Buck was groaning his way to his feet as well. So was Elijah. The older man made it up first, and kicked Elijah in the thigh. Elijah went to his knees.

 

Buck’s next move was a knee to the bigger man’s head. Elijah refused to go down.

 

The next kick closed Elijah’s eyes. He slumped.

 

Ken looked for his family.

 

They were on the other side of the cab. They had slid to the front like everyone else, Sally beside them, Maggie still hunched over the children. Her eyes were open, clear. Staring at him.

 

She smiled. A sickly smile, one that tried to be encouraging but only succeeded in conveying a sense that she could use a break.

 

Buck felt around the floor and then the control panel. “I can’t find the gun,” he muttered.

 

Elijah groaned.

 

Aaron’s eyes flickered.

 

Ken rushed to his wife. Helped her up, then looked at the others.

 

“Time to get off,” he said.

 

 

 

 

 

60

 

 

Ken felt a bit like he was drunk as he ran down the steps at the back of the locomotive. The world was tilted to one side, and his feet kept sliding out from under him.

 

No one else seemed to be having that problem. Maybe that was just a misperception. Maybe not. Perhaps he was the only one who had been hit this hard by recent events.

 

Well, they’ve all just been lounging around, tied to the top of a train, after all. Can’t expect them to be tired.

 

He almost laughed. The only things that kept the laughter back were the realization that it wasn’t at all funny… and his suspicion that if he started, stopping would be impossible.

 

He shook his head to clear the fog that seemed to have taken up a semi-permanent residence there, then turned to help Maggie down.

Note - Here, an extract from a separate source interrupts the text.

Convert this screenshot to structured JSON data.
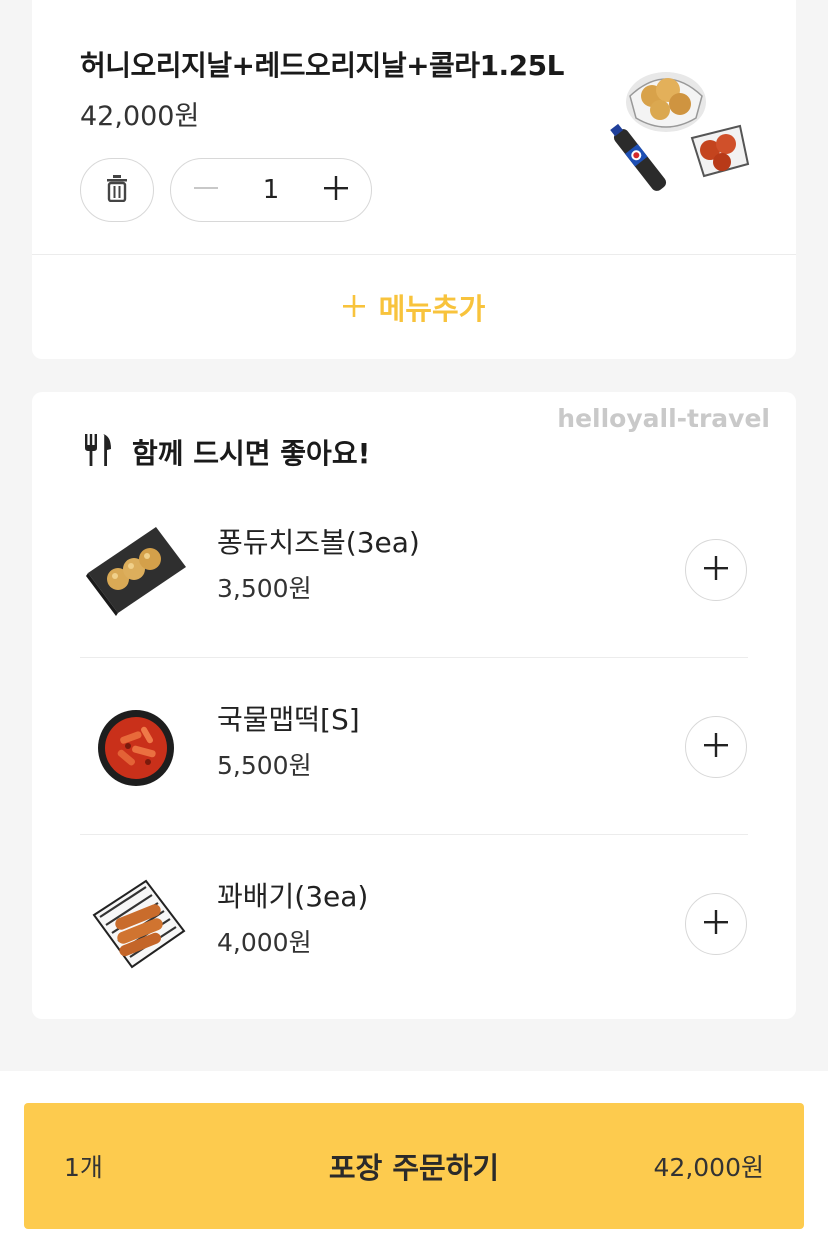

She had Liz strapped to her chest again, once more dangling from the slightly-too-small carrier that had made the trip with them through the apocalyptic nightmare.

 

We get through this, Baby Bjorn is getting a serious five-star Amazon review.

 

The stairs were slick, and Ken worried that Maggie would slip. The rain had turned from huge but scattered splatters into a near torrent. The drops fell fast and thick around them, each visible as a fat bead that attacked the air on its way down.

 

Ken was already soaked. By the way Maggie joined him on the sand and dirt below the tracks – sand and dirt that were already beginning to sludge as they shifted to mud – so was she.

 

Behind her, Buck was holding Hope, half over his shoulder, half against his chest. She could have been a sleeping child, cradled against her favorite relative as he carried her to bed. But her arms were not over his shoulders, not around his neck. They hung loose at her sides. Buck joined Ken and Maggie. Looked around with the air of a bodyguard, or a man transporting the last of his most treasured personal items.

 

Ken didn’t even think about trying to carry take Hope from the big man. For one, he wasn’t sure he should be carrying anyone right now. For another, Ken suspected Buck was about as likely to turn her over as he was to offer one of his testicles to Aaron.

 

Sally, as always, wended her way between the two people holding the girls. Staying as close to them as possible. Licking at the girls’ feet every so often. She seemed relaxed, which Ken took for a good sign. The zombies activated – or at least exacerbated – her protective instincts, so if she was this relaxed, they had a moment.